A bit of advice on trying for GE, it's very unrealistic to explicitly target and expect to get GE because it depends on way too many factors including how your teammates perform and your managers "perception". I think trying to hit EE and hitting EE consistently is more worthwhile and rewarding in the long run and you will probably hit a couple of GE's when luck decides to visit.

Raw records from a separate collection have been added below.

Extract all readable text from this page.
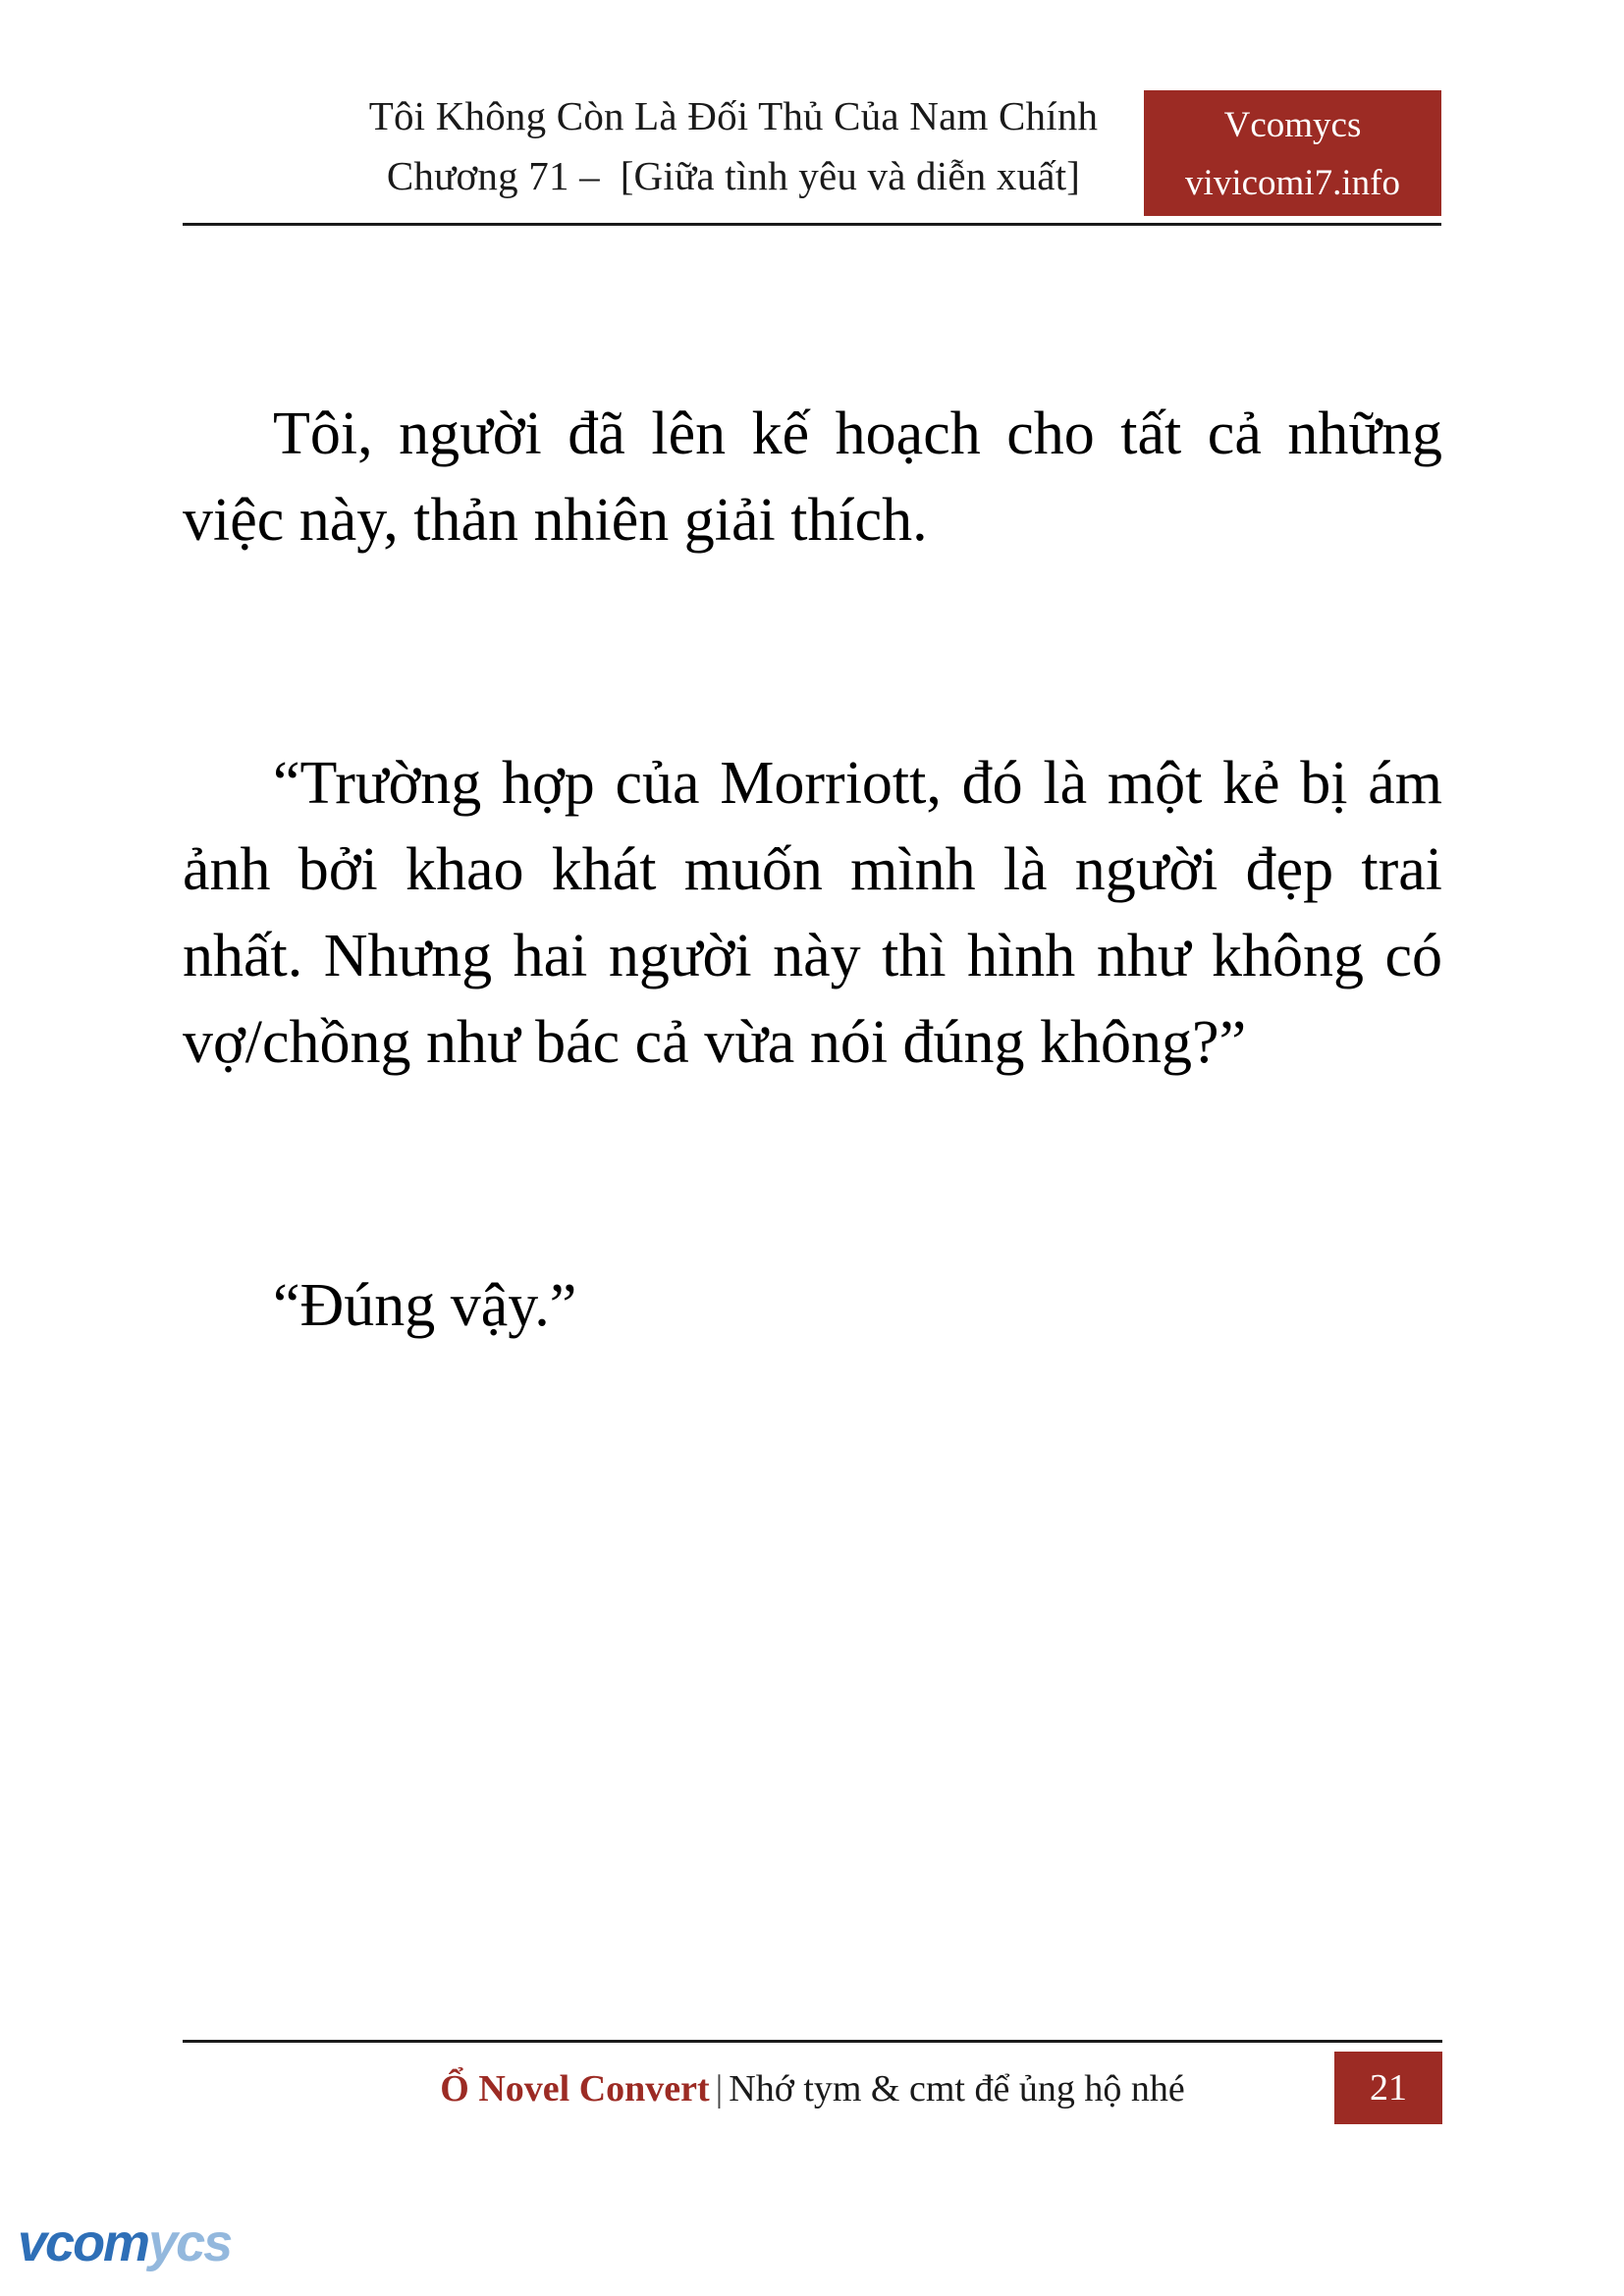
Tôi Không Còn Là Đối Thủ Của Nam Chính
Chương 71 –  [Giữa tình yêu và diễn xuất]
Vcomycs
vivicomi7.info

Tôi, người đã lên kế hoạch cho tất cả những việc này, thản nhiên giải thích.

“Trường hợp của Morriott, đó là một kẻ bị ám ảnh bởi khao khát muốn mình là người đẹp trai nhất. Nhưng hai người này thì hình như không có vợ/chồng như bác cả vừa nói đúng không?”

“Đúng vậy.”

Ổ Novel Convert | Nhớ tym & cmt để ủng hộ nhé	21
vcomycs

+1 targeting GE is a recipe for madness for most people
First comment. Had (and sometimes still have) similar stuff. Medication helped start recovery. Now a multivitamin every morning, reduced sugar and melatonin at 9 PM (I like to fall asleep around 12) helped. A timeline for super basic stuff (including brushing and everything small) can help. Sleep and if you feel up to it a workout, eating less somehow has the effect of making you feel fuller and happier and have more energy. Also, check hormones and thyroid at the doc. The job (I know this is blind) does not matter. Try to focus on leaning things that will help you in the next job. Not being happy at a job isn’t your fault. It’s more of just being in the wrong one. Good luck!! Tc 🥜
What happens if you aim for only MA? Do you get fired as IC3? Is rating worth it if you are sacrificing your mental or physical health? Do you have a mentor? If your manager don't care about you, can't you change team after some time?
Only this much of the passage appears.